Men being bullied is so much a part of the childhood experience that it is considered normal. A punch in the arm from a friend, a fight to see who is stronger, a bunch of dogs. Some might say that’s just the way boys are. Sometimes, I hear stories from men who had parents who encouraged them to be tougher, to “act like a man.” When young boys internalize these beliefs about themselves as tough, that they’re supposed to just take things like a man, they end up cutting off the more sensitive sides of themselves that they need later in life. Intimacy and relationships can become a big struggle.
Say, for example, as a young boy you were told that you should man up and crying is for girls. You learn that your feelings are not good, so you bottle them up. 20 years later you meet an amazing woman who you love but says she doesn’t feel close to you. He wants you to open up more and you have no idea what he’s talking about because you’ve never opened up in your life. You might even have an adverse reaction, the opening is for those newly minted vegan sissies. Sound familiar?
When someone is told who they are and how they feel is wrong, they begin to hold back or try to change their inner experience. How this happens in relationships is that the person is never sure who they are or what they want. They start running from a script that has no real depth or roots.
Another form of this: boys who are bullied in school and into adulthood are still angry at the way people treated them. This can be expressed in two different ways.
One way is the fear of the anger they have inside so they never get to express how wronged they felt by the bullying. In relationships, these men often have trouble saying no or standing up for what they want. Sometimes they end up putting themselves in the nice guy category for fear of ever becoming a bully. On the inside, when anger goes unacknowledged, it works subconsciously, often as a little inner voice running in the background that is always telling the person how bad, ugly, or stupid they are. The voice often stops at nothing to make you feel bad. He almost took the place of the bullies.
The other way this is expressed is that a belief develops that people are bad, bad and untrustworthy, and to let them shut down will inevitably hurt. At a deeper level, this belief can be entrenched that if their peers are mean and mean, they must also be mean and mean, and therefore unlovable. When someone at their core believes they are unlovable, falling in love or giving love becomes almost impossible. Making intimacy very difficult.
How about childhood punches and dog piles? Studies have shown that baby boys are touched less than baby girls, simply because they are of a different gender. Shere Hite in her 1981 Hite Report on Men and Male Sexuality found that most men go to or turn to sex because it is the only place where they receive positive physical contact. Otherwise, their lives are basically without physical contact with others. Imagine if your only tactile experience is someone trying to hurt you. This creates an internal personal struggle with physical contact, making the nourishment that might normally touch difficult to receive.
When we combine sex with disconnection from our emotions, we have bad sex. People operate from their heads and scripts that have no meaning behind them. Sex or relationships can feel empty, lonely and pointless. The script that one learns to stay safe or not express emotions often cuts you off from experiencing any true enjoyment.
This is a complicated subject and one that many men will stumble upon in their lives. If you or someone you love is experiencing symptoms similar to those listed above, know that you are not alone. A lot of people still think that to be a man you don’t have to show any emotion and that it’s okay to be aggressive with little boys because that’s how little boys are. I don’t buy it anymore. I’m done drinking this Koolaid. All children are sensitive regardless of their gender.
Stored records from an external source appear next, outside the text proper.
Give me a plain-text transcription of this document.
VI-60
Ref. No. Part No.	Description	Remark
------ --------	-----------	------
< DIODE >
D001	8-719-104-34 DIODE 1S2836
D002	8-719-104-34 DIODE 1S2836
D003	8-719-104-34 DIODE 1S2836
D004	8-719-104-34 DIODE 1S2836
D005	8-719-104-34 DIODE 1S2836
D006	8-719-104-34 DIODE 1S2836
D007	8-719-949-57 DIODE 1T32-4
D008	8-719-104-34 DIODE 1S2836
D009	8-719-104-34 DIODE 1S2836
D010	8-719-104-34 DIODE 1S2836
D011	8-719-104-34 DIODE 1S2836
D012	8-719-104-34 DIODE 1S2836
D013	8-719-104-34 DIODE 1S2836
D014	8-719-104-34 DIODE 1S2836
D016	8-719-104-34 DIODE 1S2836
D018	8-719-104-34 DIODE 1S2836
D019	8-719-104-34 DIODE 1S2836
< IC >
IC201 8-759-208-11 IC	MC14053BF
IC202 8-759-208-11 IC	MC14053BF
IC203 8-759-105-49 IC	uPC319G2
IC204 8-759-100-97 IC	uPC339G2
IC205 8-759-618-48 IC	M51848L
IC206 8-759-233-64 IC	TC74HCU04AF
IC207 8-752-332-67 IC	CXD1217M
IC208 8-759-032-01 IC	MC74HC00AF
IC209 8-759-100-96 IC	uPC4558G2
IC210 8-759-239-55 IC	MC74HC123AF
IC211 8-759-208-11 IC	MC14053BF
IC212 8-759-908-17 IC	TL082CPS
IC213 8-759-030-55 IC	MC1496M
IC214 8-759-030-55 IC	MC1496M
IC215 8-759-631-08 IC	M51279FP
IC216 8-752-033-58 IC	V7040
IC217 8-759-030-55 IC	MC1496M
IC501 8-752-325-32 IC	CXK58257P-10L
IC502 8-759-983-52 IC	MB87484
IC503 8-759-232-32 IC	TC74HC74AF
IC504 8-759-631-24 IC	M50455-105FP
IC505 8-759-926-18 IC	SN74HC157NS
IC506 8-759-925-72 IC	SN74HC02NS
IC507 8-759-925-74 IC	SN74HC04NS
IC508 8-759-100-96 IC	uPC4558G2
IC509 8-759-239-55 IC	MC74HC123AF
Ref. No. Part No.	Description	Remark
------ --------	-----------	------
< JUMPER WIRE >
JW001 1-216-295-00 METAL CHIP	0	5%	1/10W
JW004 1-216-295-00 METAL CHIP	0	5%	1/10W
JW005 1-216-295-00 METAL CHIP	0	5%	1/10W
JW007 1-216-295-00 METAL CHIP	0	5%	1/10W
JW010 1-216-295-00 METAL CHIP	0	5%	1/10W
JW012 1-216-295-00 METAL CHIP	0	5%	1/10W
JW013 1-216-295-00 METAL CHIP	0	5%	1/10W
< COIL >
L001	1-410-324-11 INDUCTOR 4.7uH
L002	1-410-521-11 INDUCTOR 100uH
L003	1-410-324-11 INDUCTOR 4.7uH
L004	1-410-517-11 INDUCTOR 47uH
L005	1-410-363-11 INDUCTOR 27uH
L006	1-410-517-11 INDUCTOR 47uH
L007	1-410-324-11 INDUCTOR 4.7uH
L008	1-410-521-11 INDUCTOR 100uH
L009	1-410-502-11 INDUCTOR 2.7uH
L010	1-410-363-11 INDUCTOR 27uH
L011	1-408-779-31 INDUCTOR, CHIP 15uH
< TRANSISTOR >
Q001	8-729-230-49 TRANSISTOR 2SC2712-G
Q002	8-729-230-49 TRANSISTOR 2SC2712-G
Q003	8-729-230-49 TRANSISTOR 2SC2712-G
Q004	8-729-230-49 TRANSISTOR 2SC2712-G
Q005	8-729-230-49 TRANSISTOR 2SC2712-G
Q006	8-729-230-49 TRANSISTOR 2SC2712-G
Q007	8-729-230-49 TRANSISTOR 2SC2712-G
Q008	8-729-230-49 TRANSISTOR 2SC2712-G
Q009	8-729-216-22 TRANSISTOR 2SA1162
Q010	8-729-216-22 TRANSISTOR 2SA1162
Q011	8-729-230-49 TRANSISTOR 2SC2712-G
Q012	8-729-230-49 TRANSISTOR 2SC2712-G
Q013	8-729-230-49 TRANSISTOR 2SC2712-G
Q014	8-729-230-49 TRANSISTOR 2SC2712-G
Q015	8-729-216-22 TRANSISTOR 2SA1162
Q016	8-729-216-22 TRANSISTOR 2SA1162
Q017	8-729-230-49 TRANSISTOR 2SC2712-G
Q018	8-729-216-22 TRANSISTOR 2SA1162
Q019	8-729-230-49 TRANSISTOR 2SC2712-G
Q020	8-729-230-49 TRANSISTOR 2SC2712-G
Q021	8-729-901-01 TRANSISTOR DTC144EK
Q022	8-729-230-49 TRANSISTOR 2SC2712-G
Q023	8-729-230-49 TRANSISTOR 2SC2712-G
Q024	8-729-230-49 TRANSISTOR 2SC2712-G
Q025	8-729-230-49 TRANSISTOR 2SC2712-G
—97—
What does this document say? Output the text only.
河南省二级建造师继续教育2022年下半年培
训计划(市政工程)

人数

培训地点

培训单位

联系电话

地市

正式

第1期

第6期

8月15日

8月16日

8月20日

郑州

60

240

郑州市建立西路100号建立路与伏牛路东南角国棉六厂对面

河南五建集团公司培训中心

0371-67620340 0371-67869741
One thing you might want to do to start breaking free from the script is to talk about it with someone. If you have a story from your childhood, see if you can share it with a close friend, family member or lover. If you feel stuck, see a therapist to get help dealing with these feelings. You don’t have to live cut off from the intimacy and love that is possible for you.
I would also like to offer some advice to women. There is a need for tough men, we will always need tough men to stand on the walls and tend the land, but we need to teach them how to be loving at a young age to be emotionally attached in relationships. We need to embrace and encourage the strength and toughness usually associated with being a man, as well as develop the depth of character and emotional insight that lends itself to a connected dynamic in a relationship.